Le monde connaît actuellement la pire crise alimentaire du siècle, et l’Afghanistan fait partie des pays les plus gravement touchés. Adrian Förster, CEO de Save the Children Suisse, s’est récemment rendu dans le pays, où il a visité des projets. Il raconte dans cette interview ce qui l’a particulièrement touché et pourquoi, bien souvent, la faim n’est pas visible au premier coup d’œil.
©Aashiqullah Mandozai / Save the Children
Comment as-tu perçu la crise de la faim dans le pays?
La faim ne se voit pas toujours directement – la faim est un phénomène invisible. De plus, la plupart des gens préfèrent ne pas en parler. Mais ce que l’on voit tout de suite, c’est le sol sec. À beaucoup d’endroits, rien ne pousse dans les champs ; le pays est en proie à la sécheresse depuis trois ans. Au marché, on voit certes des denrées alimentaires, mais elles sont en général à des prix déments, et importées d’autres pays.

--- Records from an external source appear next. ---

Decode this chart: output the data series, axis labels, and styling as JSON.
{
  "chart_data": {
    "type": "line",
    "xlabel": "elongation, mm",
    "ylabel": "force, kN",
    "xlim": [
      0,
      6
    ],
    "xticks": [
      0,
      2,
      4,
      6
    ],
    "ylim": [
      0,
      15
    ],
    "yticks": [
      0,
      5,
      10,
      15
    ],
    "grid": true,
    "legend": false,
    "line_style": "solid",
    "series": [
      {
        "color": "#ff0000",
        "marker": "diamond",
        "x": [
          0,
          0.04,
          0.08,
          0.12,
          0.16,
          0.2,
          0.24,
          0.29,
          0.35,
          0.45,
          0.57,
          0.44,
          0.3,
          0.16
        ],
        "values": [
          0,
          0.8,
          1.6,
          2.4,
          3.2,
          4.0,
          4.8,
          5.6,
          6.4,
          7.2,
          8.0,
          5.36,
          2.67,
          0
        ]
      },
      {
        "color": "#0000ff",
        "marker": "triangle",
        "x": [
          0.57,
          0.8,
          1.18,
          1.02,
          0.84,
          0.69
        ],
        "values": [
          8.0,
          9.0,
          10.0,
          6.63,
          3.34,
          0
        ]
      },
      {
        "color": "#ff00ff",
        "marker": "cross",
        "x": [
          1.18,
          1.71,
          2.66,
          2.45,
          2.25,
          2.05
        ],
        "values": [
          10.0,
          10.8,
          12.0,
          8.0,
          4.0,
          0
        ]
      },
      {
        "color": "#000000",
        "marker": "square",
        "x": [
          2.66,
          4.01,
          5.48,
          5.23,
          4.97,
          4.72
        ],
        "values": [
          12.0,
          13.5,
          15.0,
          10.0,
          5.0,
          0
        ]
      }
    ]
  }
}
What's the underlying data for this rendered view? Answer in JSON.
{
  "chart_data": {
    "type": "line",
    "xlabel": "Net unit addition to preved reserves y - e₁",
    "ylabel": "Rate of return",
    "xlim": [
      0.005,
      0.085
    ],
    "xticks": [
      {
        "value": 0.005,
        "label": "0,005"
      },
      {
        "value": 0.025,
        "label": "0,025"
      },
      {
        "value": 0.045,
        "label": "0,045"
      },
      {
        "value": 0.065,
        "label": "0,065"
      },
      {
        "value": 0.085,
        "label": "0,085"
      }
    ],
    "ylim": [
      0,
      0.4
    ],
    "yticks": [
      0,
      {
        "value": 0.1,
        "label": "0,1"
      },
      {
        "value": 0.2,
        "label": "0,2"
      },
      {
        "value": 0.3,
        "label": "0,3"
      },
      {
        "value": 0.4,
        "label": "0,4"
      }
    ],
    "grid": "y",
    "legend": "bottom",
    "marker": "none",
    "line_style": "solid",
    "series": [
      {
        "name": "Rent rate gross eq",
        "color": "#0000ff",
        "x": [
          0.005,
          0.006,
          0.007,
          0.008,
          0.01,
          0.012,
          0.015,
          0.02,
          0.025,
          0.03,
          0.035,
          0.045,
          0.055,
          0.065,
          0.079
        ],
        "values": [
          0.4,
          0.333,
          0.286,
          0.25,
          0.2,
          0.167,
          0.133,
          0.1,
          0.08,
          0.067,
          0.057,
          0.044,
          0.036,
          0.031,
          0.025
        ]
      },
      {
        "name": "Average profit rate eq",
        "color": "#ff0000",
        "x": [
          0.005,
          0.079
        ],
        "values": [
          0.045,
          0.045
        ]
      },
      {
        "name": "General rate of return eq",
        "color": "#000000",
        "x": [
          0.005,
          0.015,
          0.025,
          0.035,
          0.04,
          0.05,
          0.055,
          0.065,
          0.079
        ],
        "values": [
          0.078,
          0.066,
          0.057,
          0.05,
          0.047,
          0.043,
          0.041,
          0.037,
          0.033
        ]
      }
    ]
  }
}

Quel est l’impact de la situation sur les enfants?
Les cas de malnutrition aiguë sévère ont fortement augmenté dans le pays. De nombreuses familles m’ont raconté qu’elles ne vivaient plus que de pain pita et d’eau. Souvent, les gens ne prennent un repas chaud que deux fois par semaine. C’est une énorme difficulté pour ces familles – les enfants pleurent et ont faim.
Dans le nord de l’Afghanistan, je me suis rendu dans une clinique médicale mobile de Save the Children. Rien que là-bas, ils ont déjà traité plus de 500 enfants souffrant de malnutrition sévère cette année. On ne voit pas forcément la maladie sur le visage des enfants. Ce n’est que lorsque les médecins examinent ces enfants avec un bracelet MUAC – un bracelet spécial qui mesure la circonférence du haut du bras chez les enfants – que le bracelet se trouve dans la zone rouge pour beaucoup d’entre eux, montrant qu’ils sont malnutris. Pour ces enfants, c’est leur vie qui est en danger.
Quelle rencontre avec des personnes sur place t’a particulièrement touché?
Ce qui m’a le plus touché, c’est notre équipe Save the Children sur place – elle travaille dans des conditions très difficiles pour la survie des enfants. Avec la situation sécuritaire actuelle, leur travail est très difficile. A cela s’ajoute l’absence de perspectives d’un avenir meilleur – la crise de la faim va encore s’aggraver dans les prochains mois et les restrictions imposées par le régime aux ONG seront de plus en plus sévères. Malgré cela, les collaborateurs travaillent avec un engagement incroyable, une joie immense et une persévérance impressionnante pour le bien-être des enfants en détresse. C’est ce qui m’a le plus impressionné et touché.
Comment chacun d’entre nous peut-il aider?
La crise mondiale de la faim est accablante. Mais cela ne doit pas nous paralyser. Nous pouvons nous concentrer sur les enfants, pour lesquels notre action est décisive. Car avec très peu d’argent, nous pouvons assurer la survie d’enfants – c’est pourquoi chaque don a une valeur incroyable. Et nous devons continuer à parler de la crise de la faim. Car, qu’il s’agisse de la Coupe du monde de football ou de la famille royale anglaise, dès que quelque chose d’autre fait les gros titres, la situation en Afghanistan la crise alimentaire qui sévit dans le monde entier sont vite oubliées. Nous devons donc également veiller à ce que le sujet ne soit pas noyé dans la politique et les médias et que les voix des enfants et des familles concernés soient entendues.